Open and Transparent Quality Mark 2016/17, 2017/18, 2018/19 and 2019/20

Equality, monitoring and data

When we ask you to provide information about yourself in an equality monitoring form, we are doing this so we can ensure that we deliver our services fairly and to meet your needs. This is called monitoring. What you tell us about yourself helps us to meet our statutory duties under the Equality Act 2010 by helping us eliminate discrimination, harassment and victimisation, promote equality of opportunity and foster good relations between people who share a protected characteristic and those who do not.

Although you provide us with personal details on forms, it is only sections on age, disability, gender reassignment, marriage and civil partnership, pregnancy and maternity, race, religion and belief, sex and sexual orientation (known as protected characteristics). that we use for monitoring and when we process this information, we do so within strict laws to make sure that we protect the information we collect and deal with it responsibly. Further information about how we do this can be found here.

When you give information about protected characteristics, it will only be used to make things better. When we use protected characteristic data, we won’t know it’s you because it will be processed separately from the data that identifies you (for example your name) and it will be used for statistical monitoring purposes only.

Statistical monitoring helps us to understand any barriers and take actions to ensure that we make adjustments to assist anyone with protected characteristics to overcome these barriers. We hope by doing this it will improve our processes. It helps us to plan improvements to our policies and services in relation to people with these protected characteristics. Without monitoring, it is hard to know whether our policies and services are being delivered fairly or meeting the diverse needs that people have.
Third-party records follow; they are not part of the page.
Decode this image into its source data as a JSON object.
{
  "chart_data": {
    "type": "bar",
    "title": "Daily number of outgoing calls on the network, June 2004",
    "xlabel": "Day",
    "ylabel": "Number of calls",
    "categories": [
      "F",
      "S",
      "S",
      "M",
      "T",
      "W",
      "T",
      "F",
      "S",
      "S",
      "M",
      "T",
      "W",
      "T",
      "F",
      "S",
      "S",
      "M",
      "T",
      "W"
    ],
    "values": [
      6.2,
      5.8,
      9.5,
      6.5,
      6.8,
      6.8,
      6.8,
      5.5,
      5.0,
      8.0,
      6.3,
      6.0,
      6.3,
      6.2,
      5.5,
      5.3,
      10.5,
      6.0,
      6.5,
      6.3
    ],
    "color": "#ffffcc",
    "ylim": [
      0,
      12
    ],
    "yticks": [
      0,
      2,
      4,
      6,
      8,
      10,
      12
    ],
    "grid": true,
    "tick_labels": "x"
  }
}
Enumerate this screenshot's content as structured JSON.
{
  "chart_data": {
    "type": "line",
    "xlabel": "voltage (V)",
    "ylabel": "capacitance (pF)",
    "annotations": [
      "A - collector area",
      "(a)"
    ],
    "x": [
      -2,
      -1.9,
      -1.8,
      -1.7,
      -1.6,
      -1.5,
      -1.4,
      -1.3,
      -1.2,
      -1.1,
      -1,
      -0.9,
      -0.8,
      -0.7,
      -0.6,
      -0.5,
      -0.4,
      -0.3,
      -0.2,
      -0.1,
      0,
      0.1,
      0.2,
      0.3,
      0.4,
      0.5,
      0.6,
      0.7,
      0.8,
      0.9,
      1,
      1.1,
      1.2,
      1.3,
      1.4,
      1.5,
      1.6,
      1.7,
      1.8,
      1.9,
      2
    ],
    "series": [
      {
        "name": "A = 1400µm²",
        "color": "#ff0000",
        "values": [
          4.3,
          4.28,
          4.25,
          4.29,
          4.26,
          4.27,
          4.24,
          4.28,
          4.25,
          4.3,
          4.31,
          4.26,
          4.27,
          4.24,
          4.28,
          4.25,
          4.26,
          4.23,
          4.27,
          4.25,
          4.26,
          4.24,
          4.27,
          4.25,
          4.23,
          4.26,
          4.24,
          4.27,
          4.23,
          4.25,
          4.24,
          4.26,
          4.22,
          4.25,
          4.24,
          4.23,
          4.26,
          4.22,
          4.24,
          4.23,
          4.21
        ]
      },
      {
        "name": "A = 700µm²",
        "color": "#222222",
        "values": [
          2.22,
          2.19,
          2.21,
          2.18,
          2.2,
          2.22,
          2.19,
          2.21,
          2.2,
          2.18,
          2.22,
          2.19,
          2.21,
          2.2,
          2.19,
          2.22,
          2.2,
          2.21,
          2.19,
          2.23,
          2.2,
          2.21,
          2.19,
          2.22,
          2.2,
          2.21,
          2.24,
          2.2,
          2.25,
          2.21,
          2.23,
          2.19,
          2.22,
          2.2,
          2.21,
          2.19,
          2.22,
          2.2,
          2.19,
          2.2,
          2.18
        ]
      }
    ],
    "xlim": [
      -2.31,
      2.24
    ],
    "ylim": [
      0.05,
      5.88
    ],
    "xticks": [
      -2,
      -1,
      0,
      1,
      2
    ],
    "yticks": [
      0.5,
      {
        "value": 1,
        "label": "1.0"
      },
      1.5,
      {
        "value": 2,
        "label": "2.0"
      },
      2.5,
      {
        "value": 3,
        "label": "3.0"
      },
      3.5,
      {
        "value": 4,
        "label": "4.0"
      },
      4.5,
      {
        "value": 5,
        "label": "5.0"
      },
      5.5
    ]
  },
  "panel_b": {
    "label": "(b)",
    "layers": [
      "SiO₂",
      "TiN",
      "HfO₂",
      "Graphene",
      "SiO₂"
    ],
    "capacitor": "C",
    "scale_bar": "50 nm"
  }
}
An example of how we could use monitoring information

If the monitoring data shows there are lower numbers of successful applications for our staff or volunteer roles from people reporting a protective characteristic, we are able to investigate and identify what barriers might be preventing those people from being successful in their applications and to address them. For example, a pre-recruitment programme could assist people to gain recruitment skills such as completing application forms, interview techniques and understanding our organisation.